The Canvas approach is basically free — you're already paying for image decoding, and the pixel loop runs at native speed once the JIT kicks in. On 500 images, total processing time was under 8 seconds.

The WebAssembly approach took about 95 seconds for the same batch, plus the initial model download. But it handled 412 out of 500 images correctly, versus 187 for Canvas.

I combined both. The tool tries the Canvas approach first. If more than 30% of edge pixels end up partially transparent — a sign of a non-uniform background — it falls back to the ML model. This hybrid approach averages about 40 ms per image on typical product photo batches.

If you need [a browser-based background remover](https://comprimefotos.com/tools/quitar-fondo) that handles both simple and complex images, this one runs entirely on your machine. The UI is in Spanish, but drag-and-drop needs no translation.

A few things I learned that aren't obvious from the docs:

** getImageData() triggers a GPU-to-CPU readback on most browsers.** If you're processing multiple images in sequence, batch your Canvas operations before reading pixels back, or you'll pay the sync cost every time.

**ONNX Runtime Web has two backends: wasm and webgl.** The WebGL backend is 3-5x faster for inference but only works if WebGL is available.
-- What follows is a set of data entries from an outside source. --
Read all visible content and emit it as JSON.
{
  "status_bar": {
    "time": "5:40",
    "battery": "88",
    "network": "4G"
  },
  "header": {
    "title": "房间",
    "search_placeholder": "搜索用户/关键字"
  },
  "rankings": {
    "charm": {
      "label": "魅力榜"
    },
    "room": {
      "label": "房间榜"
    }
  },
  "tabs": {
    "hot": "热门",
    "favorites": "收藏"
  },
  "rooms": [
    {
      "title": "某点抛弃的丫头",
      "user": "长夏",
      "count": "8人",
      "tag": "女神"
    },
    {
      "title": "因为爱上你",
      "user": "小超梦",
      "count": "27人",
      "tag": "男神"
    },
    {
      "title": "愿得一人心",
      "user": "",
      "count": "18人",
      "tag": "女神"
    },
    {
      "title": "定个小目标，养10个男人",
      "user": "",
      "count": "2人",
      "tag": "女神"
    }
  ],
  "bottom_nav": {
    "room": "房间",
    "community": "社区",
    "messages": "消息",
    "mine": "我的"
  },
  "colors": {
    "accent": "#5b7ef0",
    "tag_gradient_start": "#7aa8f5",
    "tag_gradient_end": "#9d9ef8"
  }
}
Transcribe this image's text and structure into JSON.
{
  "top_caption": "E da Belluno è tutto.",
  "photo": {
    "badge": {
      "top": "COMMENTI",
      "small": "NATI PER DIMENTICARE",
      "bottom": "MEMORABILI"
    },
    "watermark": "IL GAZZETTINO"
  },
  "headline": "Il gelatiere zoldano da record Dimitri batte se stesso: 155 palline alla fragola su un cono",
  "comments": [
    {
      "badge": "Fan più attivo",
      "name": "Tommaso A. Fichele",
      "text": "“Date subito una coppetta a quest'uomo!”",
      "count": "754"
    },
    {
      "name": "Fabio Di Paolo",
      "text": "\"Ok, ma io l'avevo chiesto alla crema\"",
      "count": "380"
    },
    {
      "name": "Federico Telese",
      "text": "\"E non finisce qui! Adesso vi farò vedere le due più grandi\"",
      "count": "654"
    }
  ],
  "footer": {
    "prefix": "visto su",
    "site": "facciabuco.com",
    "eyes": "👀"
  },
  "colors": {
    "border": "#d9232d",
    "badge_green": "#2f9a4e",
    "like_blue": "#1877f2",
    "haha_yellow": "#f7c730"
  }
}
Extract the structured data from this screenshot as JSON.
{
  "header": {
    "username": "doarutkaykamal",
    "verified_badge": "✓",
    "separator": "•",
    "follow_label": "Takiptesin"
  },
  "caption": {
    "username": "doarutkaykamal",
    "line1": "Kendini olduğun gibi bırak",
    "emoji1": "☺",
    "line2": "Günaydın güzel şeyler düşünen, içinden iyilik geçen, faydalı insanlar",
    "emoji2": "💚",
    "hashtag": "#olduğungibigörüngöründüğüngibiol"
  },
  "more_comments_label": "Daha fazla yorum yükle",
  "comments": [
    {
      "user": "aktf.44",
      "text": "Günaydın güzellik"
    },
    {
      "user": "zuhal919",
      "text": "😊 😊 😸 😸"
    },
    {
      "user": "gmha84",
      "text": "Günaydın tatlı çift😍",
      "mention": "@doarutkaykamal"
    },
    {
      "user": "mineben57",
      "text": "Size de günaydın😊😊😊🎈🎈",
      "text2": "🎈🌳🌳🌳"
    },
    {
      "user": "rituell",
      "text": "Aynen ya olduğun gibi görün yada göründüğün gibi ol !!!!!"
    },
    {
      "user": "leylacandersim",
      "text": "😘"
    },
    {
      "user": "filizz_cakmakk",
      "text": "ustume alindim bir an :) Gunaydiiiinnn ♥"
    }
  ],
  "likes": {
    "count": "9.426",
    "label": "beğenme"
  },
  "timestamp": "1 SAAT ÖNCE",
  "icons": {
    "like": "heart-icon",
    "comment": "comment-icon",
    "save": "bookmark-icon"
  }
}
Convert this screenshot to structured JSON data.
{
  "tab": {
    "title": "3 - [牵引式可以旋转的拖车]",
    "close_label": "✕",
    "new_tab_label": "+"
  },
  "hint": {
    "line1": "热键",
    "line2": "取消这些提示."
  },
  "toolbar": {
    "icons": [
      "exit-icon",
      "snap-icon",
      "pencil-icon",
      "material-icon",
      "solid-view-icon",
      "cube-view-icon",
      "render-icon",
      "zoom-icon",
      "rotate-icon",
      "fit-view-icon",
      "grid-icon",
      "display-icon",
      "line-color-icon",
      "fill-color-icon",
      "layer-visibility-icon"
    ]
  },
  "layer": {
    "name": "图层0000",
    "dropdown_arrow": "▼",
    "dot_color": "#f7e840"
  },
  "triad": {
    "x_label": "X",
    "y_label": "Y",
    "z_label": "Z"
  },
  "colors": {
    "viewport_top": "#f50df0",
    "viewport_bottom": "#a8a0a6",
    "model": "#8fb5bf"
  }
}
Always check

`ort.env.wasm.numThreads`

and set it to `navigator.hardwareConcurrency`

— otherwise you'll leave cores idle.**For product photos, 256x256 model input is enough.** Going to 512x512 buys you noticeably better edges but roughly 4x the inference time. Not worth it unless you're doing professional retouching.

If you just need to quickly strip a background from a photo, try the Canvas approach first. It's simpler than you think. If it doesn't work, the browser can run a real ML model now — you just need to wait a second.